3. Buy Shares from Mining Companies
This option involves seeking companies that mine precious metals to buy their shares. Although it does not grant you ownership of the assets, you will benefit from the rise in stock prices.
The Drawbacks of Precious Metals Investment
There are 2 primary limitations to consider before investing. First, bullion is considered a commodity, which means you plan to resell at a high price. While the commodity holds value during a recession, it does not generate cash flow or interest. Second, you should be ready to pay shipping and storage fees in addition to the cost of bullion.

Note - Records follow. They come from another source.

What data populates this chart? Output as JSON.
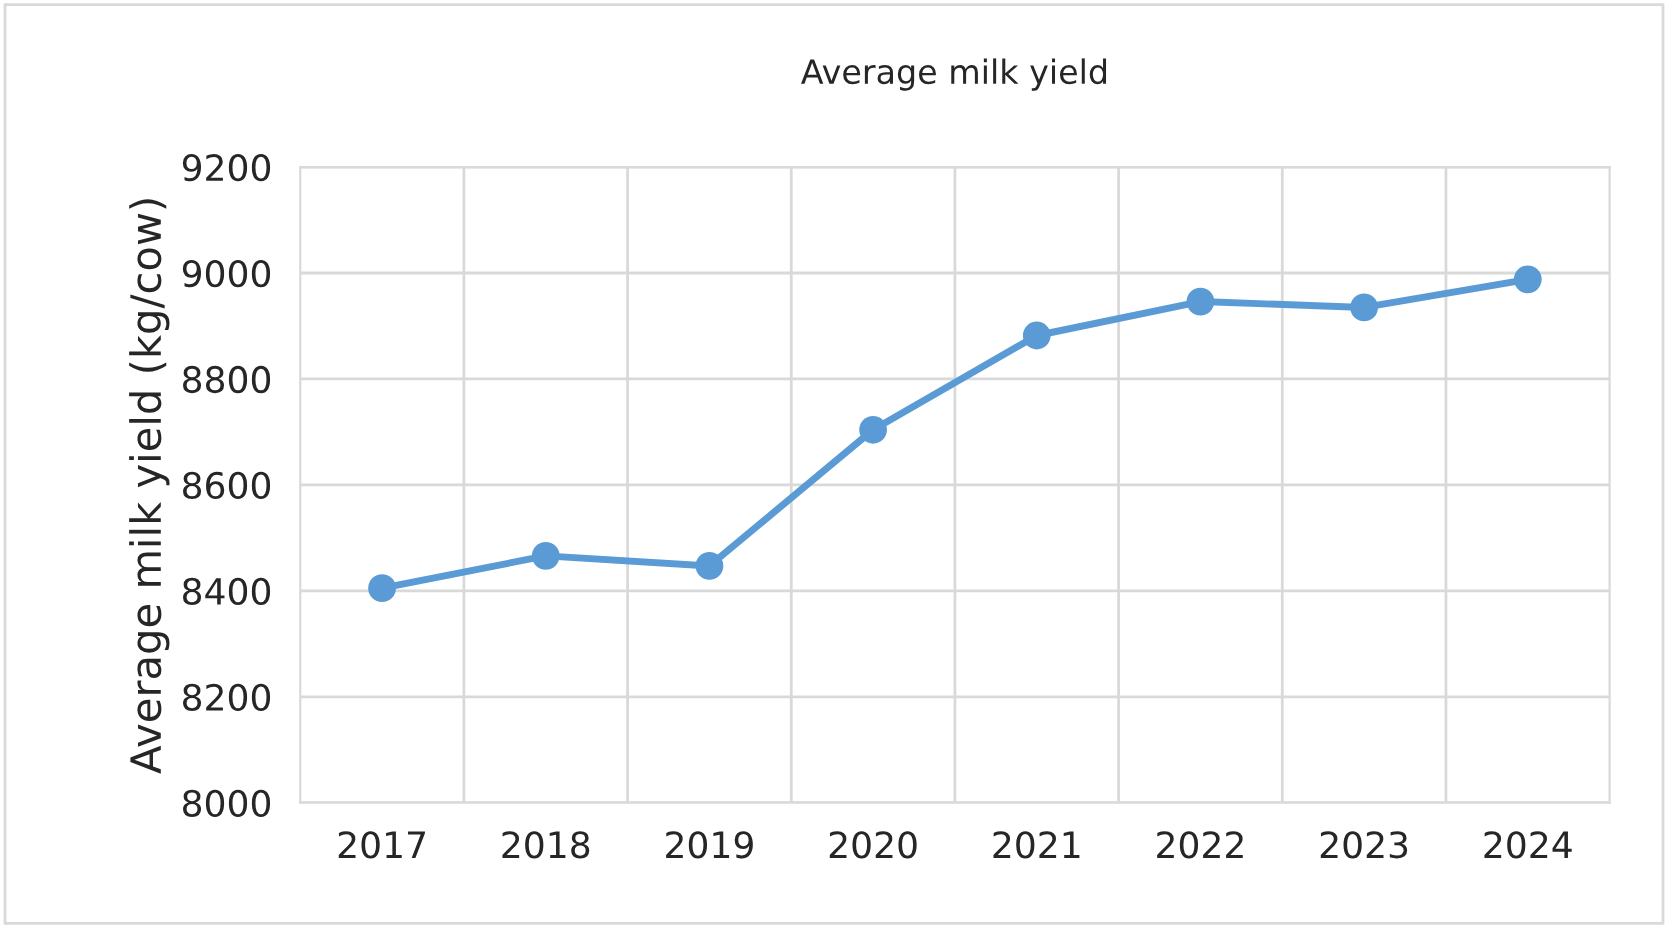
{
  "chart_data": {
    "type": "line",
    "title": "Average milk yield",
    "ylabel": "Average milk yield (kg/cow)",
    "categories": [
      "2017",
      "2018",
      "2019",
      "2020",
      "2021",
      "2022",
      "2023",
      "2024"
    ],
    "series": [
      {
        "color": "#5b9bd5",
        "values": [
          8405,
          8466,
          8447,
          8704,
          8882,
          8946,
          8935,
          8988
        ]
      }
    ],
    "ylim": [
      8000,
      9200
    ],
    "yticks": [
      8000,
      8200,
      8400,
      8600,
      8800,
      9000,
      9200
    ],
    "grid": true,
    "marker": "circle",
    "line_style": "solid"
  }
}
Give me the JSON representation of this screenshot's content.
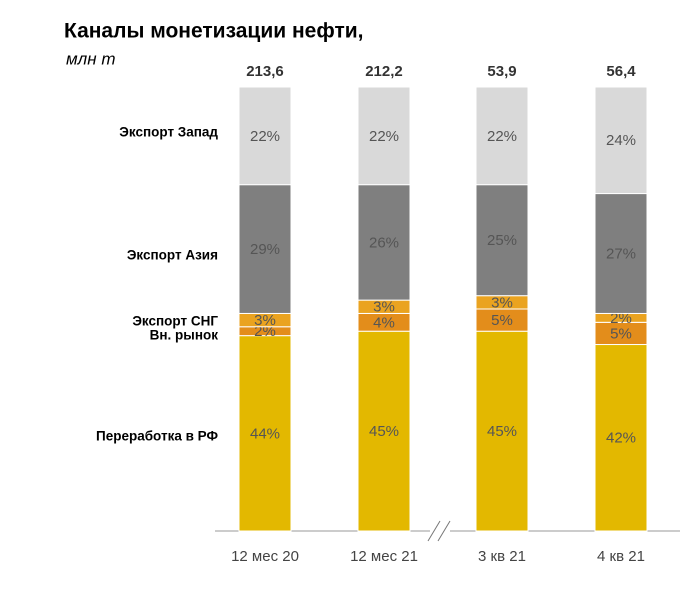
{
  "chart_data": {
    "type": "stacked_bar_100",
    "title": "Каналы монетизации нефти,",
    "subtitle": "млн т",
    "categories": [
      "12 мес 20",
      "12 мес 21",
      "3 кв 21",
      "4 кв 21"
    ],
    "totals": {
      "values": [
        213.6,
        212.2,
        53.9,
        56.4
      ],
      "value_labels": [
        "213,6",
        "212,2",
        "53,9",
        "56,4"
      ]
    },
    "ylim": [
      0,
      100
    ],
    "series": [
      {
        "name": "Переработка в РФ",
        "color": "#e3b800",
        "values": [
          44,
          45,
          45,
          42
        ],
        "value_labels": [
          "44%",
          "45%",
          "45%",
          "42%"
        ]
      },
      {
        "name": "Вн. рынок",
        "color": "#e38d1b",
        "values": [
          2,
          4,
          5,
          5
        ],
        "value_labels": [
          "2%",
          "4%",
          "5%",
          "5%"
        ]
      },
      {
        "name": "Экспорт СНГ",
        "color": "#eaa320",
        "values": [
          3,
          3,
          3,
          2
        ],
        "value_labels": [
          "3%",
          "3%",
          "3%",
          "2%"
        ]
      },
      {
        "name": "Экспорт Азия",
        "color": "#7f7f7f",
        "values": [
          29,
          26,
          25,
          27
        ],
        "value_labels": [
          "29%",
          "26%",
          "25%",
          "27%"
        ]
      },
      {
        "name": "Экспорт Запад",
        "color": "#d9d9d9",
        "values": [
          22,
          22,
          22,
          24
        ],
        "value_labels": [
          "22%",
          "22%",
          "22%",
          "24%"
        ]
      }
    ]
  }
}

Some investors are emotional about investing in precious metals, but you need to make investment decisions out of facts, not emotions. We discussed some reasons why you should invest. Therefore, the allocation you choose to hold in your portfolio should match your peculiar circumstances.
You also need to know that when you invest a lot of funds in metals, the risk of losing the gains in other classes of assets is high. However, having too little or no precious metals in your portfolio can subject it to more risk.